BAB 5

2.1K 113 15
                                    


"Ibu kira sekarang sudah waktunya, nak." Kata Ibu pelan selepas shalat jamaah Subuh yang diimami puteranya, Hilal.

Hilal terkejut. Ada beberapa PR yang harus ia kerjakan, salah satu terberatnya adalah menjadi pemimpin Assalam berikutnya. "Apa tidak terlalu cepat, bu?"

Ibu memandangi wajah Hilal seksama. Kepulangan Hilal setelah berkelana menuntut ilmu beberapa hari yang lalu membuat semua kekhawatiran, cemas, rindu terbayar dengan memuaskan. Hilalnya yang selalu menolak tidur siang dengan memilih bermain skuter dihalaman depan sudah tumbuh sebesar ini.

"Karena memang sudah waktunya, nak." Ulang ibu lagi. Senyum bersahajanya mengembang.

Alis tebal Hilal naik, menurutnya ilmu yang dimiliki olehnya belum cukup untuk jadi seorang kyai. Ia masih butuh untuk belajar dan memperdalam ilmu agama. Karena baginya, menjadi pemimpin sebuah lembaga pendidikan Islam merupakan tanggung jawab berat, baginya ia belum cukup mumpuni untuk menjadi panutan.

"Sudah waktunya kau menikahi gadis itu."  Ucap ibu pelan. "Membiarkan gadis berjuang seorang diri itu bukan sifat lelaki."

Hilal mengambil nafas berat. Yang ia pikirkan ternyata bukan yang dimaksudkan ibunya. "Hilal belum siap bu." Jawabnya segera menundukkan kepala.

"Bagaimana bisa kamu mencintai seseorang tapi kamu sendiri belum siap membuatnya merasa dihargai? Dengan kau menikahinya, dia akan merasa tenang dengan segala ketidak pastian yang selama ini menekan perasaannya.

Ibu kira kamu dengan pengetahuan agamamu lebih paham, bagaimana caranya kamu bisa menghargai seorang wanita.

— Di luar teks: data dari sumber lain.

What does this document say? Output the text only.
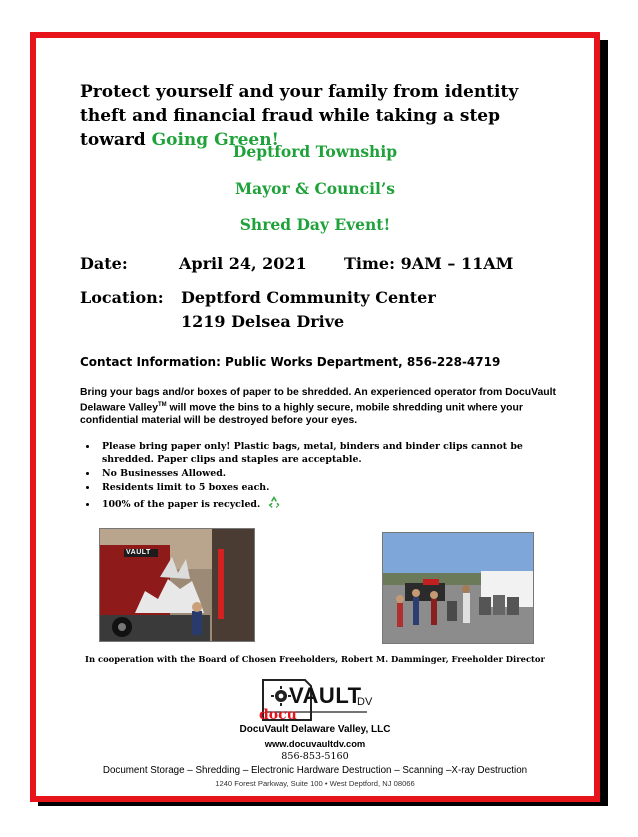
Protect yourself and your family from identity theft and financial fraud while taking a step toward Going Green!
Deptford Township
Mayor & Council’s
Shred Day Event!
Date:	April 24, 2021 Time: 9AM – 11AM
Location: Deptford Community Center
1219 Delsea Drive
Contact Information: Public Works Department, 856-228-4719
Bring your bags and/or boxes of paper to be shredded. An experienced operator from DocuVault Delaware Valley™ will move the bins to a highly secure, mobile shredding unit where your confidential material will be destroyed before your eyes.
• Please bring paper only! Plastic bags, metal, binders and binder clips cannot be shredded. Paper clips and staples are acceptable.
• No Businesses Allowed.
• Residents limit to 5 boxes each.
• 100% of the paper is recycled.
VAULT
In cooperation with the Board of Chosen Freeholders, Robert M. Damminger, Freeholder Director
docu
VAULT
DV
DocuVault Delaware Valley, LLC
www.docuvaultdv.com
856-853-5160
Document Storage – Shredding – Electronic Hardware Destruction – Scanning –X-ray Destruction
1240 Forest Parkway, Suite 100 • West Deptford, NJ 08066
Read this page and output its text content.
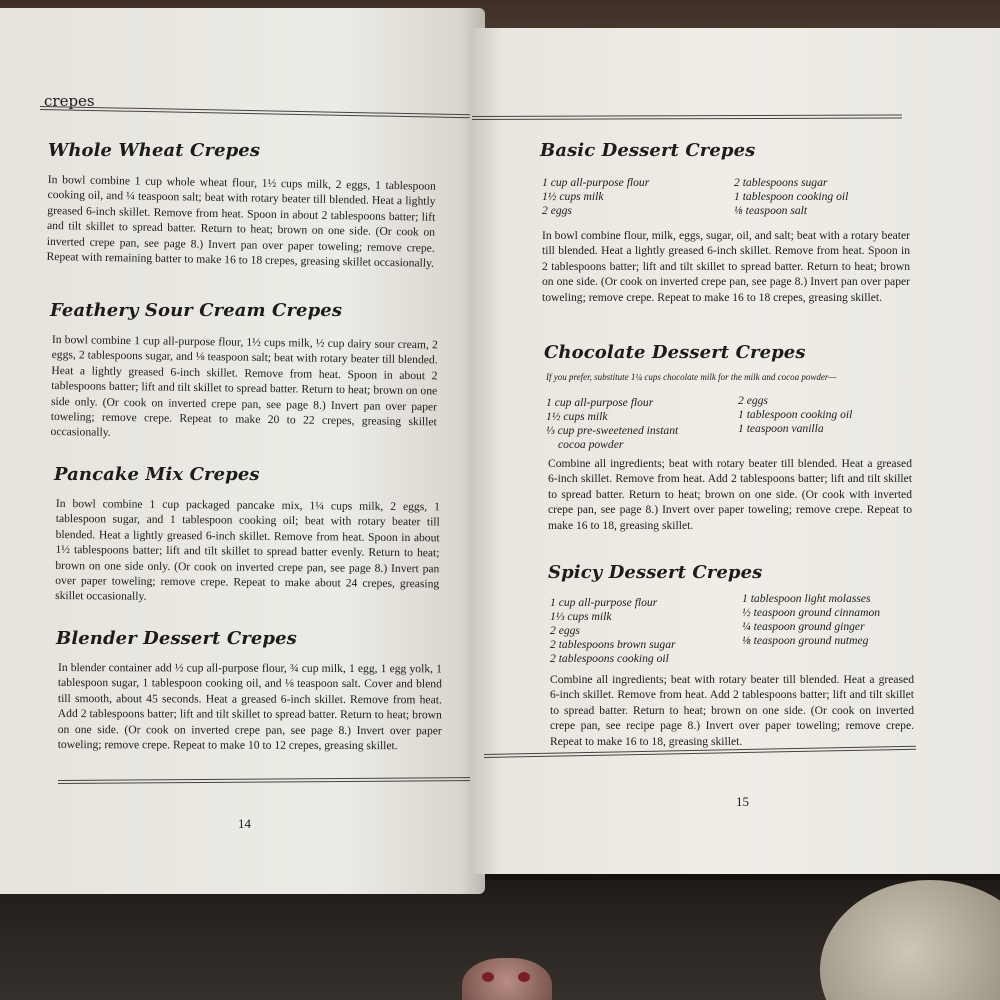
crepes
Whole Wheat Crepes
In bowl combine 1 cup whole wheat flour, 1½ cups milk, 2 eggs, 1 tablespoon cooking oil, and ¼ teaspoon salt; beat with rotary beater till blended. Heat a lightly greased 6-inch skillet. Remove from heat. Spoon in about 2 tablespoons batter; lift and tilt skillet to spread batter. Return to heat; brown on one side. (Or cook on inverted crepe pan, see page 8.) Invert pan over paper toweling; remove crepe. Repeat with remaining batter to make 16 to 18 crepes, greasing skillet occasionally.
Feathery Sour Cream Crepes
In bowl combine 1 cup all-purpose flour, 1½ cups milk, ½ cup dairy sour cream, 2 eggs, 2 tablespoons sugar, and ⅛ teaspoon salt; beat with rotary beater till blended. Heat a lightly greased 6-inch skillet. Remove from heat. Spoon in about 2 tablespoons batter; lift and tilt skillet to spread batter. Return to heat; brown on one side only. (Or cook on inverted crepe pan, see page 8.) Invert pan over paper toweling; remove crepe. Repeat to make 20 to 22 crepes, greasing skillet occasionally.
Pancake Mix Crepes
In bowl combine 1 cup packaged pancake mix, 1¼ cups milk, 2 eggs, 1 tablespoon sugar, and 1 tablespoon cooking oil; beat with rotary beater till blended. Heat a lightly greased 6-inch skillet. Remove from heat. Spoon in about 1½ tablespoons batter; lift and tilt skillet to spread batter evenly. Return to heat; brown on one side only. (Or cook on inverted crepe pan, see page 8.) Invert pan over paper toweling; remove crepe. Repeat to make about 24 crepes, greasing skillet occasionally.
Blender Dessert Crepes
In blender container add ½ cup all-purpose flour, ¾ cup milk, 1 egg, 1 egg yolk, 1 tablespoon sugar, 1 tablespoon cooking oil, and ⅛ teaspoon salt. Cover and blend till smooth, about 45 seconds. Heat a greased 6-inch skillet. Remove from heat. Add 2 tablespoons batter; lift and tilt skillet to spread batter. Return to heat; brown on one side. (Or cook on inverted crepe pan, see page 8.) Invert over paper toweling; remove crepe. Repeat to make 10 to 12 crepes, greasing skillet.
14
Basic Dessert Crepes
1 cup all-purpose flour
1½ cups milk
2 eggs
2 tablespoons sugar
1 tablespoon cooking oil
⅛ teaspoon salt
In bowl combine flour, milk, eggs, sugar, oil, and salt; beat with a rotary beater till blended. Heat a lightly greased 6-inch skillet. Remove from heat. Spoon in 2 tablespoons batter; lift and tilt skillet to spread batter. Return to heat; brown on one side. (Or cook on inverted crepe pan, see page 8.) Invert pan over paper toweling; remove crepe. Repeat to make 16 to 18 crepes, greasing skillet.
Chocolate Dessert Crepes
If you prefer, substitute 1¼ cups chocolate milk for the milk and cocoa powder—
1 cup all-purpose flour
1½ cups milk
⅓ cup pre-sweetened instant
cocoa powder
2 eggs
1 tablespoon cooking oil
1 teaspoon vanilla
Combine all ingredients; beat with rotary beater till blended. Heat a greased 6-inch skillet. Remove from heat. Add 2 tablespoons batter; lift and tilt skillet to spread batter. Return to heat; brown on one side. (Or cook with inverted crepe pan, see page 8.) Invert over paper toweling; remove crepe. Repeat to make 16 to 18, greasing skillet.
Spicy Dessert Crepes
1 cup all-purpose flour
1⅓ cups milk
2 eggs
2 tablespoons brown sugar
2 tablespoons cooking oil
1 tablespoon light molasses
½ teaspoon ground cinnamon
¼ teaspoon ground ginger
⅛ teaspoon ground nutmeg
Combine all ingredients; beat with rotary beater till blended. Heat a greased 6-inch skillet. Remove from heat. Add 2 tablespoons batter; lift and tilt skillet to spread batter. Return to heat; brown on one side. (Or cook on inverted crepe pan, see recipe page 8.) Invert over paper toweling; remove crepe. Repeat to make 16 to 18, greasing skillet.
15
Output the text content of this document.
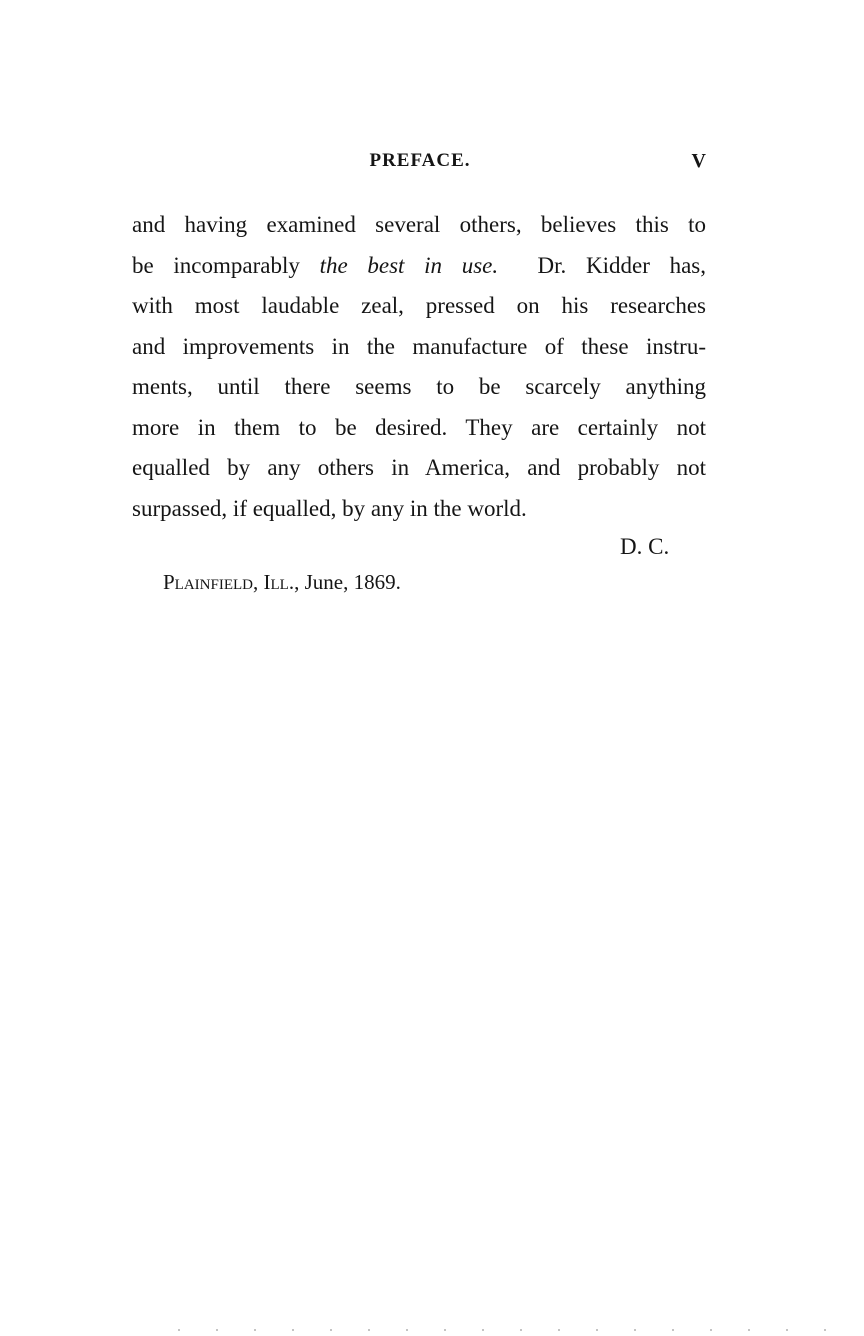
PREFACE.	V
and having examined several others, believes this to
be incomparably the best in use.  Dr. Kidder has,
with most laudable zeal, pressed on his researches
and improvements in the manufacture of these instru-
ments, until there seems to be scarcely anything
more in them to be desired. They are certainly not
equalled by any others in America, and probably not
surpassed, if equalled, by any in the world.
D. C.
Plainfield, Ill., June, 1869.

Hilal, segeralah kau putuskan." Tekan ibu lagi.

Hilal mengangguk disela nafasnya yang masih terasa berat. Kemudian tangan ibu yang telah melahirkannya dicium takdzim. Lalu ia memeluk ibu yang sudah lama tak ia rasakan kehangatannya sambil berbisik sangat pelan, "Doakan Hilal supaya jadi lelaki bertanggung jawab, bu."

"Aamiin ya rabb." Ucap ibu lirih mengelus pundak puteranya. Ia semakin yakin, kalau ini memang sudah waktu yang tepat.

***

Sejak pelantikkan UBM kemarin, aplikasi chat Humam penuh dengan nomor-nomor yang tidak dikenal. Banyak diantaranya hanya berucap salam atau yang terekstrem mengungkapkan perasaan cinta. Panggilan masuk nomor privat juga muncul tak berhenti-henti. Membuatnya menjadi tak nyaman. Privasi dan ketenangan yang selalu ia jaga ketat sirna dalam semalam. Hidupnya menjadi crowded. Setiapkali ia berjalan dikobong ataupun keluar menuju kelas, banyak santri putera yang menyampaikan titipan salam dari santri puteri. Sungguh ia sama sekali tidak bisa mentolelir semua ini.

"Saya ingin mengundurkan diri, Ya." Tutur Humam menghadap Hawwiya.

Mendapat penuturan itu ning Hawwiya tertawa, karena sejak bersama-sama kuliah dulu ia sangat paham dengan kekakuan Humam, "Kenapa, hidupnya keganggu?"

"Saya paling nggak suka ditertawakan saat sedang serius begini. Saya benar-benar ingin mengundurkan diri." Kekeh Humam serius.

Hawwiya mencoba menahan tawa, dengan cara apapun Humam mengungkapkan keseriusannya sama sekali tidak mempan. Karena ia sangat paham betul dengan watak sahabatnya ini. Humam memang kaku dan serius, tapi labil. Pemikirannya gampang berubah-ubah dan tidak pernah konstan pada hal semacam ini.

"Kalau kamu merasa di teror, kenapa nggak ganti nomor aja? Nggak usah di bikin pusing lah." Saran Hawwiya.

Humam nampak berpikir sejenak, "Ah iya, kok saya bodoh sekali?" gumamnya agak sedikit keras.

Tawa Hawwiya makin kencang. "Jadi ngundurin diri nggak nih?"

"Nggak. Saya tarik semua ucapan saya barusan. Anggap saja sedang mengigau." responnya cepat.